David Ehrlich, former chief executive of Irish Residential Properties Real Estate Investment Trust (Ires Reit), recently took a €4.2 million profit from selling 11.79 million shares in the company.
Speaking at Ires’s agm in Dublin, shareholder David McCabe argued that the company, which owns and rents out 2,670 apartments, faced challenges as it worked to add 650 homes to this total.
“When your managing director bails out it gives you cause for concern,” he told the meeting.
Chairman Declan Moylan pointed out that Mr Ehrlich, who stepped down in October, had been appointed chief executive of Ires’s biggest shareholder, Canada’s Capreit, the organisation to which he sold his shares.
“It’s not as if he bailed out; I would say that’s rather an emotive term,” Mr Moylan added.

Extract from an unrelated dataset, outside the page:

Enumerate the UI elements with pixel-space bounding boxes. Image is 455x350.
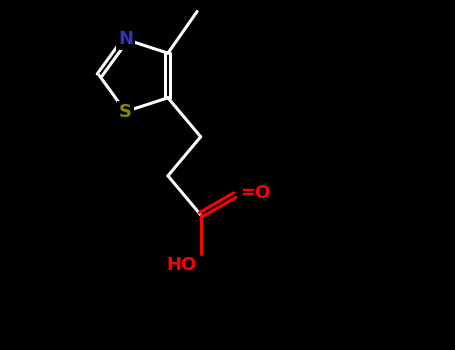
Text: =O: =O <box>240 184 271 202</box>
Text: N: N <box>118 30 133 48</box>
Text: S: S <box>119 103 132 120</box>
Text: HO: HO <box>167 257 197 274</box>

Mr Ehrlich remains on the Ires board and was at the agm.
Speaking after the meeting, Ires chief executive Margaret Sweeney explained that Mr Ehrlich had exercised options granted him under the trust’s long-term incentive plan and sold them, which he was entitled to do.

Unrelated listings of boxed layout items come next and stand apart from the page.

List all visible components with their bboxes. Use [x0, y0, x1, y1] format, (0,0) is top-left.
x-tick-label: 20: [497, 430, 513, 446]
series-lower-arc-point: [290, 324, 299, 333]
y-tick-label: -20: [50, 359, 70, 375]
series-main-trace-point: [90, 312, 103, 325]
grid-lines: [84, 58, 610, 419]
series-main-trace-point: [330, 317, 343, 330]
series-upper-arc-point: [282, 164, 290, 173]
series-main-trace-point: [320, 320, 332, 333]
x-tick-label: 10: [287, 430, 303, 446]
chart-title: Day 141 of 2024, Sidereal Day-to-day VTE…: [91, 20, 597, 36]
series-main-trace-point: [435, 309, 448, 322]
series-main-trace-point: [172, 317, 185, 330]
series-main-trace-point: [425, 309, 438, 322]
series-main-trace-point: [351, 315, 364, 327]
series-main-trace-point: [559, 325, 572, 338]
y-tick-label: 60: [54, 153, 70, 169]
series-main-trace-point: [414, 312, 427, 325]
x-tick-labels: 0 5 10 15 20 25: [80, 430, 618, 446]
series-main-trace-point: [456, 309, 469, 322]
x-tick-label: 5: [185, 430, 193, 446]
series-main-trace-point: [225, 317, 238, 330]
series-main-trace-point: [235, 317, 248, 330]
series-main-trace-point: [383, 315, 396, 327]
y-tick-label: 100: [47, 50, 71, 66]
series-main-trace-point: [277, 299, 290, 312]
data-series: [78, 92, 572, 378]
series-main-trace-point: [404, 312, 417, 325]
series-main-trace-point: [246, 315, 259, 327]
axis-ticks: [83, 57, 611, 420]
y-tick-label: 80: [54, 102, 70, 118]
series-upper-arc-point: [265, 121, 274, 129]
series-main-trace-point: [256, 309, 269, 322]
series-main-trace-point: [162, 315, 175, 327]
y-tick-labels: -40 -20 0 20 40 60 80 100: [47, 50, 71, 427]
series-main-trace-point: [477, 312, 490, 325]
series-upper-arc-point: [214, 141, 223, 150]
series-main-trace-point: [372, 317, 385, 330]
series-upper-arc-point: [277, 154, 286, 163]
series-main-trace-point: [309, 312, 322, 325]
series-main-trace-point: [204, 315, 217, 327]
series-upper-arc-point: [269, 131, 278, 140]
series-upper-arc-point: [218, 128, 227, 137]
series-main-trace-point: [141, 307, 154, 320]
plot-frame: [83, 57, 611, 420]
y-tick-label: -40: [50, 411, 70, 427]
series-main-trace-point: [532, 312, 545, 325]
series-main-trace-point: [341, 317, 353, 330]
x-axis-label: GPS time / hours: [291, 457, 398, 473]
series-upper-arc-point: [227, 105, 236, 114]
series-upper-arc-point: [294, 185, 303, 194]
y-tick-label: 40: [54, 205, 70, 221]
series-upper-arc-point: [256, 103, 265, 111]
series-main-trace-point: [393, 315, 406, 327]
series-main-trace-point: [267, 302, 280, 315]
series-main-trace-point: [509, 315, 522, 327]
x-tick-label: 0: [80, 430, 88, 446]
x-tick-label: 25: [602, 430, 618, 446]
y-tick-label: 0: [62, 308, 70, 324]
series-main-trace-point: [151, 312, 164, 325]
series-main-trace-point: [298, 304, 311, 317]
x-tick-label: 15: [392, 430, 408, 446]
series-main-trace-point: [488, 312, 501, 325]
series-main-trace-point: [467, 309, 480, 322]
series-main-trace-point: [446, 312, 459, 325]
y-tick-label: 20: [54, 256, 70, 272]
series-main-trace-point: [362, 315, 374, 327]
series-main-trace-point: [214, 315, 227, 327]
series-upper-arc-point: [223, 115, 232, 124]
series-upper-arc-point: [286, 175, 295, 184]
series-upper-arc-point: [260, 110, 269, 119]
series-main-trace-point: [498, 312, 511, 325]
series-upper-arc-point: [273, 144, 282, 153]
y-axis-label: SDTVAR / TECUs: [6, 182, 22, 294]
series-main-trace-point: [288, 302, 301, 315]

Mr McCabe said he feared Ires was not generating cash to fund its expansion plans, as it was returning money to shareholders in dividends.
He warned that the company could not depend on renewing its bank debt when it fell due in 2021 as economic conditions could be very different by then.

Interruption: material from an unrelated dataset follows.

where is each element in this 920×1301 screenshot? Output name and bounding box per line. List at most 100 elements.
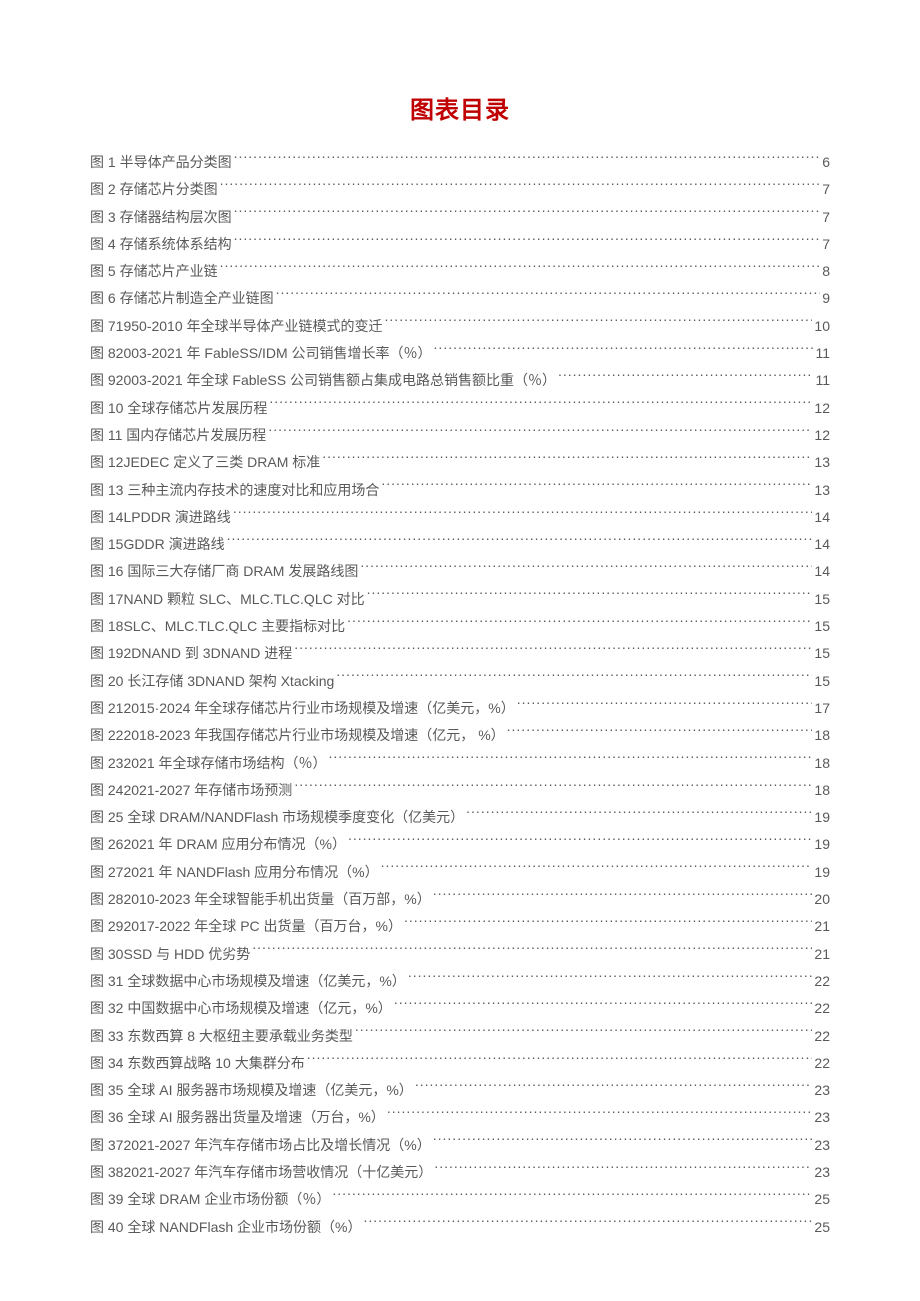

Ms Sweeney said that the board was reviewing Ires’s capital structure. She also pointed out that the law underpinning the investment trust structure obliged it to pay the dividends.
“There’s a great discipline in the reit structure, which provides for borrowing up to 50 per cent of assets,” she said. “The board’s internal policy is that that goes no further than 45 per cent.”
At the end of last year, Ires’s net assets stood at €504 million while its debt amounted to one-third of this.
After the meeting, Ms Sweeney confirmed that Ires had considered buying the Elysian Tower in Cork. Rival Kennedy Wilson bought the 17-storey block, with 200 apartments, in March for €85 million.
Ms Sweeney said that Ires would consider buying assets outside Dublin. Currently all its properties are in the capital. “Our target is for 5,000 units all over Ireland, ” she pointed out.
Ires buys developments and adds to them. In Dublin, the trust is seeking planning permission to build 450 homes at Rockbrook in Sandyford through a fast-track system for large residential projects run by An Bord Pleanála.
It wants to build another 80 apartments at a nearby site close to the Beacon Hospital and 60 at Baker’s Yard, close to Croke Park on the city’s northside. Ms Sweeney added that Ires was “always looking for opportunities”.
Almost all Ires’s homes are occupied. Tenants pay an average of more than €1,500 a month. Income from this came to €36.3 million last year.